25. The method according to claim 21, wherein a distance spectrum and/or speed spectrum ascertained based on the reflected portion of the laser radiation captured using the at least one LFI sensor is made available as input data to at least one trained neural network and information about the reference area or information about a spline assigned to the respective reference area is derived from the distance spectrum and/or from the speed spectrum using the trained neural network and the spline of the virtual target object is modulated based on the derived information.
26. The method according to claim 25, further comprising a learning phase for adapting the trained neural network to the user of the device, wherein the neural network is adapted to the user using a camera, wherein image data recorded with the camera are used as labeled training data for adapting the neural network.
27. A communication system, comprising:
at least one first device and at least one further device, wherein each of the first device and the further device includes:
at least one laser feedback interferometer (LFI) sensor with at least one laser light source including a laser diode, wherein the LFI sensor is disposed on the device and is configured to emit laser radiation into a reference area in a first area of a face outside eyes of the user of the device and to capture a reflected portion of laser radiation;
wherein the each of the first device and the further device is configured to use the reflected portion of the laser radiation to derive information about the reference area; and
wherein the each of the first device and the further device is configured to provide the information about the reference area for the purpose of displaying a virtual target object including an avatar that represents the user of the device to the further device or the user of the further device to the device.

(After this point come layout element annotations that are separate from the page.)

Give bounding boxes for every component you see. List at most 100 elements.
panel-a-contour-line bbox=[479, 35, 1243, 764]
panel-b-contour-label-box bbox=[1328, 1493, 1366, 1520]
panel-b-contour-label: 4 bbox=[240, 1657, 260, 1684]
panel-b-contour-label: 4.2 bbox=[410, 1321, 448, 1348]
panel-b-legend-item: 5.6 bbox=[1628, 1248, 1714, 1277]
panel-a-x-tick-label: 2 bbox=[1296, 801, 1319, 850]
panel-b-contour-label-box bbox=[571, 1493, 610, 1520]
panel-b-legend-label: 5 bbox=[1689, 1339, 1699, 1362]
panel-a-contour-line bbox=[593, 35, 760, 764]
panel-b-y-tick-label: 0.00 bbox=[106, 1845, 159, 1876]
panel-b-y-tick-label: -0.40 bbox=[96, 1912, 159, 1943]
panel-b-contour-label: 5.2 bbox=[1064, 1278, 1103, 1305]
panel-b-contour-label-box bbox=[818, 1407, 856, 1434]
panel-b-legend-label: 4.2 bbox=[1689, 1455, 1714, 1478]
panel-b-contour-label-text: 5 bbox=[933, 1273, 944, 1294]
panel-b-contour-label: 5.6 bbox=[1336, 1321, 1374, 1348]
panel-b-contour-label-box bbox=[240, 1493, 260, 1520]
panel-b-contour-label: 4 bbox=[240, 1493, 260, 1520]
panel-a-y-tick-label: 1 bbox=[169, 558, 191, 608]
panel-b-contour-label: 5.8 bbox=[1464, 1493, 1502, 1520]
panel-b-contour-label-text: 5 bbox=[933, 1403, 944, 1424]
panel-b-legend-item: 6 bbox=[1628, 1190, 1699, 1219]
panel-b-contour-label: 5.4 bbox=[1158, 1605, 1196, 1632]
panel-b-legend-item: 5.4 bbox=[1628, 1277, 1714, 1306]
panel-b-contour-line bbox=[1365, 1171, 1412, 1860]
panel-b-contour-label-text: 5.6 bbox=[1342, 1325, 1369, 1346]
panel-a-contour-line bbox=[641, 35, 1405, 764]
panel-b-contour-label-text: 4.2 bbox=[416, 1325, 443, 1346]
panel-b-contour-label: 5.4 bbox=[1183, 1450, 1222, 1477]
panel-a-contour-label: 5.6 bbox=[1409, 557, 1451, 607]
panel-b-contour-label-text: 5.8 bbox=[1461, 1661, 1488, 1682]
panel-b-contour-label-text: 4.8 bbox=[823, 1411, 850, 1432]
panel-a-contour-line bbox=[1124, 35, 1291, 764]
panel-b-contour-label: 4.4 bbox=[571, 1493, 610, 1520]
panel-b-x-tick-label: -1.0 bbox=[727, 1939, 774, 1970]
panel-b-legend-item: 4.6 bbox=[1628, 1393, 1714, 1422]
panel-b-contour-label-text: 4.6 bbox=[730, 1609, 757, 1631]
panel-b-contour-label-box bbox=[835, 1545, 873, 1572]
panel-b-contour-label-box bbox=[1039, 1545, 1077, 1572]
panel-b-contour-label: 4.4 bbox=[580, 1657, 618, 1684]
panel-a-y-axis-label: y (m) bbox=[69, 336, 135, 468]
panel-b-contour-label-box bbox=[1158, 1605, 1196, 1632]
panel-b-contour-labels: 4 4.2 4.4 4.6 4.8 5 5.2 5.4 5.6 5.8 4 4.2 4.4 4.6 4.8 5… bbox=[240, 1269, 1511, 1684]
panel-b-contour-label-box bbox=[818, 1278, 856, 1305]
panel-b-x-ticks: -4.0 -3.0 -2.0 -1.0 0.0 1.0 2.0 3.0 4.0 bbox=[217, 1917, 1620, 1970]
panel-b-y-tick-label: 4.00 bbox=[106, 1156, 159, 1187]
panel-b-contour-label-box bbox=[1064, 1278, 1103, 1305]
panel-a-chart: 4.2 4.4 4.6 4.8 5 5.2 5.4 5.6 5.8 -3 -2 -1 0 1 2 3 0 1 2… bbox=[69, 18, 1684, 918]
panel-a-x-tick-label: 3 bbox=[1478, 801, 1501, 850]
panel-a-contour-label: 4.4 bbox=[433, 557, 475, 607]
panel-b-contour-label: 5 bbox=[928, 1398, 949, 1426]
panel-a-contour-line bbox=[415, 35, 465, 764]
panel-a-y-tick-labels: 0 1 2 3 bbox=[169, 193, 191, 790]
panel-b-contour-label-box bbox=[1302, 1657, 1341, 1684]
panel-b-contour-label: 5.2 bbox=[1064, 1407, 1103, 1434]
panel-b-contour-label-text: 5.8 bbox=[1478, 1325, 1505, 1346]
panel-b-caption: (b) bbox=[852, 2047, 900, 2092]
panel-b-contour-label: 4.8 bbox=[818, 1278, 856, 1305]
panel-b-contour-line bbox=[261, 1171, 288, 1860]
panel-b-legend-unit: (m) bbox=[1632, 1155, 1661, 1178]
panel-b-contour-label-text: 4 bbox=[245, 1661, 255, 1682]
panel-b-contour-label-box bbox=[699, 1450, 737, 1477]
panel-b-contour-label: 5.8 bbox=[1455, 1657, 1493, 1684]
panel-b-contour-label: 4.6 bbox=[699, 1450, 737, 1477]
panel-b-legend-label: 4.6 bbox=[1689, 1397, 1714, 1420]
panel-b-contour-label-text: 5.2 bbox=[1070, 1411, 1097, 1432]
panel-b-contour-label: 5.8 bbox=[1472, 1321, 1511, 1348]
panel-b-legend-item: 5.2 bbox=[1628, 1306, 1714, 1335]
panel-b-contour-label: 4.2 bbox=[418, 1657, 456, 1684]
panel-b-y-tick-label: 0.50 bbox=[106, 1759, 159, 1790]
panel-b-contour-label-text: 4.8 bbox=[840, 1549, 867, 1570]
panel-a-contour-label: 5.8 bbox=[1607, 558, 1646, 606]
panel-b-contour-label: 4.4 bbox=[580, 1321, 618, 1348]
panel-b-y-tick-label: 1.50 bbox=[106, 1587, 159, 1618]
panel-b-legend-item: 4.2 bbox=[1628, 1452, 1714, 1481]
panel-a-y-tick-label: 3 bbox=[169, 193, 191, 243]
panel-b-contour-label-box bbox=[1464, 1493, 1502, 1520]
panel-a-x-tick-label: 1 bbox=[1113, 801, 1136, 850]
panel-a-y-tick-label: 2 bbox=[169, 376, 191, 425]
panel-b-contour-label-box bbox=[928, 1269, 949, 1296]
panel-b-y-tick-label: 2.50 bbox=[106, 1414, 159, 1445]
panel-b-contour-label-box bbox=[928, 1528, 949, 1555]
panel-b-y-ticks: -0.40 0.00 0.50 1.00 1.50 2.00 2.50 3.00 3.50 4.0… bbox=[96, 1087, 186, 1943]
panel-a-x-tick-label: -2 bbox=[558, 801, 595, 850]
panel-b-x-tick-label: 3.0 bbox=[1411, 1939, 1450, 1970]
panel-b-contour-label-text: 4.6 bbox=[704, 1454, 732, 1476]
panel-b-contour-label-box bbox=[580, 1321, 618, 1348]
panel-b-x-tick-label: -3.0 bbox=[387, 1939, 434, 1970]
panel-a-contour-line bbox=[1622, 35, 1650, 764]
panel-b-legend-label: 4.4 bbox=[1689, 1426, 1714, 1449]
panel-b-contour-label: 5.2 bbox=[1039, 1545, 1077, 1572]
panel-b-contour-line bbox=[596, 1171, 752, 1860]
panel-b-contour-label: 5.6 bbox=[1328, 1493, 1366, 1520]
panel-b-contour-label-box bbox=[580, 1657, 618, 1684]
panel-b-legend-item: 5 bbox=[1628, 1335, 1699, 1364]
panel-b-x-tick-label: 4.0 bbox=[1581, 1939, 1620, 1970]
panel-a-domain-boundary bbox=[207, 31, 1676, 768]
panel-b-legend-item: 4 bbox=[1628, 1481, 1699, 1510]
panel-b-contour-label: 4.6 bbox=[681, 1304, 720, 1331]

28. A communication method between at least two users via a communication network comprising a communication system, wherein a first user is connected to the communication network via a first terminal and the second user is connected to the communication network via a second terminal, wherein the first terminal and the second terminal are each a device
including:
at least one laser feedback interferometer (LFI) sensor with at least one laser light source including a laser diode, wherein the LFI sensor is disposed on the device and is configured to emit laser radiation into a reference area in a first area of a face outside eyes of the user of the device and to capture a reflected portion of laser radiation;
wherein the each of the first device and the further device is configured to use the reflected portion of the laser radiation to derive information about the reference area; and
wherein the each of the first device and the further device is configured to provide the information about the reference area for the purpose of displaying a virtual target object including an avatar that represents the user of the device to the further device or the user of the further device to the device;
the method comprising:
displaying at least an avatar the represents the first user on the second terminal of the second user.